Lucinda’s New Yorker sensibilities confronted with rural life of coyotes and truck stops give Daum the opportunity to demonstrate her cynical humor as Lucinda explores her new surroundings.   Mason Clay, a combination Sam Shepard/Brad Pitt, grain elevator operator with three children from three different women, becomes the love interest – an echo of the Nebraska “ex boyfriend” Daum often references in her memoir.

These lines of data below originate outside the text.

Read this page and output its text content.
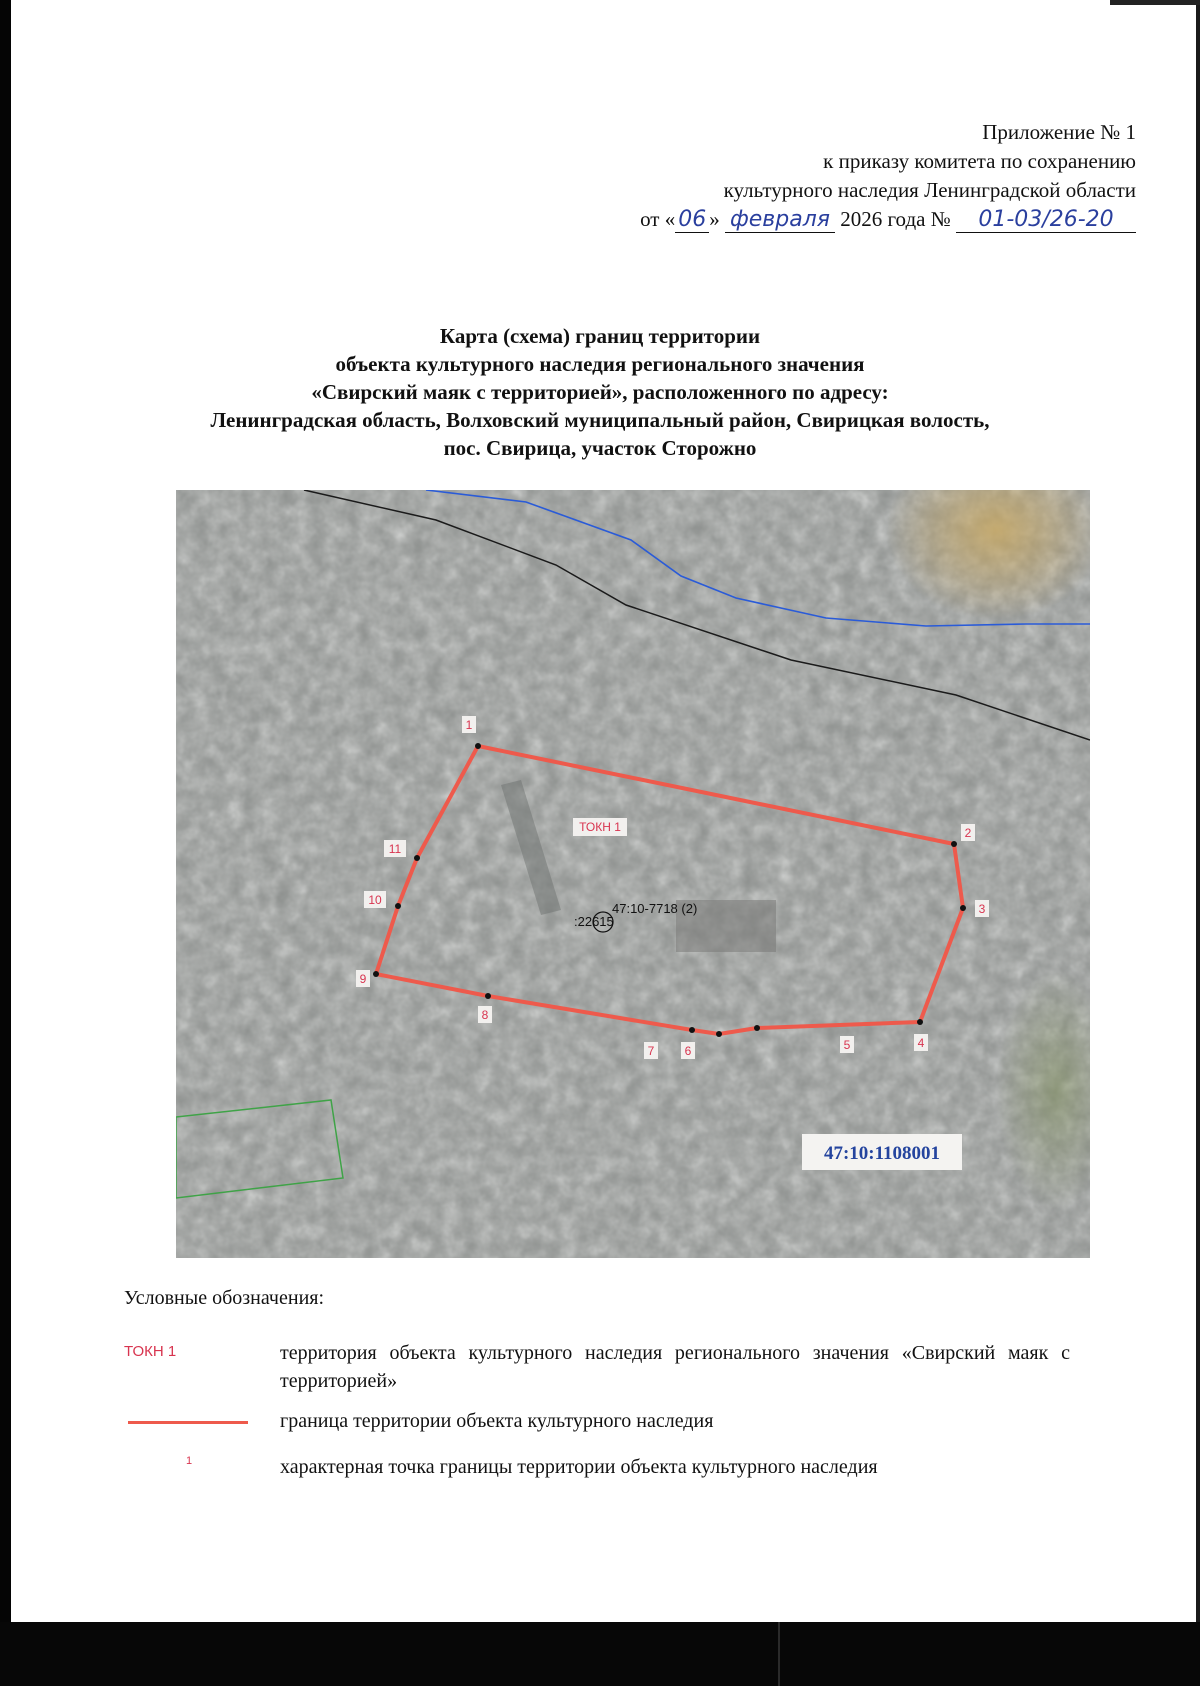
Приложение № 1
к приказу комитета по сохранению
культурного наследия Ленинградской области
от « 06 » февраля 2026 года № 01-03/26-20
Карта (схема) границ территории
объекта культурного наследия регионального значения
«Свирский маяк с территорией», расположенного по адресу:
Ленинградская область, Волховский муниципальный район, Свирицкая волость,
пос. Свирица, участок Сторожно
1
2
3
4
5
6
7
8
9
10
11
ТОКН 1
:22615
47:10-7718 (2)
47:10:1108001
Условные обозначения:
ТОКН 1	территория объекта культурного наследия регионального значения «Свирский маяк с территорией»
граница территории объекта культурного наследия
1	характерная точка границы территории объекта культурного наследия
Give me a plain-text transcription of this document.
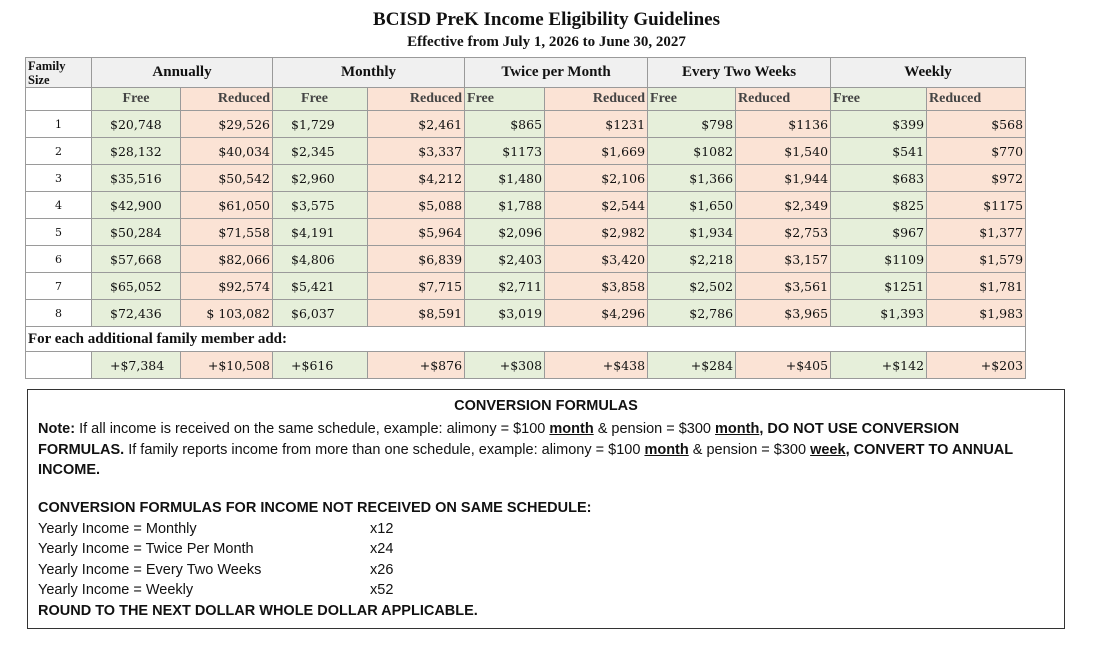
BCISD PreK Income Eligibility Guidelines
Effective from July 1, 2026 to June 30, 2027
Family Size	Annually		Monthly		Twice per Month		Every Two Weeks		Weekly	
	Free	Reduced	Free	Reduced	Free	Reduced	Free	Reduced	Free	Reduced
1	$20,748	$29,526	$1,729	$2,461	$865	$1231	$798	$1136	$399	$568
2	$28,132	$40,034	$2,345	$3,337	$1173	$1,669	$1082	$1,540	$541	$770
3	$35,516	$50,542	$2,960	$4,212	$1,480	$2,106	$1,366	$1,944	$683	$972
4	$42,900	$61,050	$3,575	$5,088	$1,788	$2,544	$1,650	$2,349	$825	$1175
5	$50,284	$71,558	$4,191	$5,964	$2,096	$2,982	$1,934	$2,753	$967	$1,377
6	$57,668	$82,066	$4,806	$6,839	$2,403	$3,420	$2,218	$3,157	$1109	$1,579
7	$65,052	$92,574	$5,421	$7,715	$2,711	$3,858	$2,502	$3,561	$1251	$1,781
8	$72,436	$ 103,082	$6,037	$8,591	$3,019	$4,296	$2,786	$3,965	$1,393	$1,983
For each additional family member add:										
	+$7,384	+$10,508	+$616	+$876	+$308	+$438	+$284	+$405	+$142	+$203
CONVERSION FORMULAS
Note: If all income is received on the same schedule, example: alimony = $100 month & pension = $300 month, DO NOT USE CONVERSION FORMULAS. If family reports income from more than one schedule, example: alimony = $100 month & pension = $300 week, CONVERT TO ANNUAL INCOME.
CONVERSION FORMULAS FOR INCOME NOT RECEIVED ON SAME SCHEDULE:
Yearly Income = Monthly	x12
Yearly Income = Twice Per Month	x24
Yearly Income = Every Two Weeks	x26
Yearly Income = Weekly	x52
ROUND TO THE NEXT DOLLAR WHOLE DOLLAR APPLICABLE.
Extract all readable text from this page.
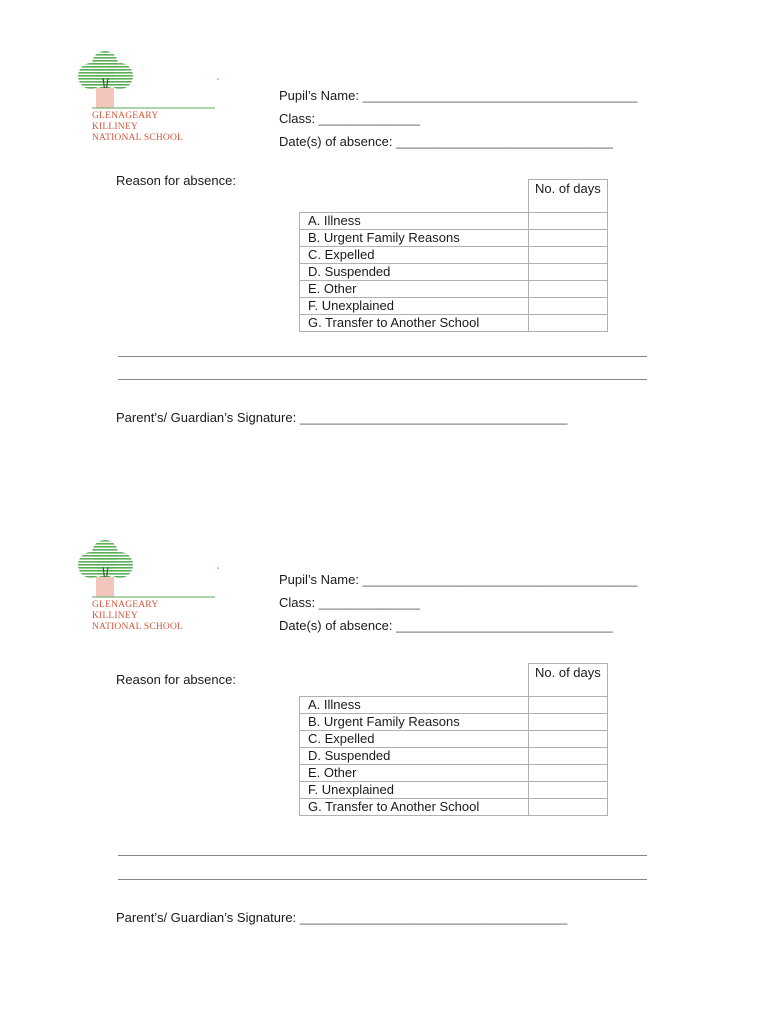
GLENAGEARY
KILLINEY
NATIONAL SCHOOL
Pupil’s Name: ______________________________________
Class: ______________
Date(s) of absence: ______________________________
Reason for absence:
	No. of days
A. Illness	
B. Urgent Family Reasons	
C. Expelled	
D. Suspended	
E. Other	
F. Unexplained	
G. Transfer to Another School	
Parent’s/ Guardian’s Signature: _____________________________________
GLENAGEARY
KILLINEY
NATIONAL SCHOOL
Pupil’s Name: ______________________________________
Class: ______________
Date(s) of absence: ______________________________
Reason for absence:
		No. of days
A. Illness	
B. Urgent Family Reasons	
C. Expelled	
D. Suspended	
E. Other	
F. Unexplained	
G. Transfer to Another School	
Parent’s/ Guardian’s Signature: _____________________________________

While the book was funny in places, it didn’t hold the same interest for me as “Life Would Be Perfect…”  I had been fascinated with Meghan’s real adventures; when I read them as pieces of a fictionalized venture with Mason – not so much.   But I still like Daum’s style – maybe the next book will reel me back in.

The Voice of the West

With a deep gravelly Oklahoma voice, Michael Wallis – historian, author, storyteller – wowed Jon Stewart’s audience on the Daily Show, with tales of his biography of Davy Crockett.  If you’ve seen the Pixar film “Cars,” you may remember Wallis’s voice as the Sheriff of Radiator Springs – a 1949 Mercury Club Coupe.

In a short preview, Wallis recounted how Crockett, the man, was actually more interesting than the myth that defined him or the Disney version as “King of the Wild Frontier.”   Wallis’s anecdotes  about Crockett’s life, demonstrated that “truth is better than fiction.”  If the book is as entertaining as the author, David Crockett: The Lion of the West, will be worth reading.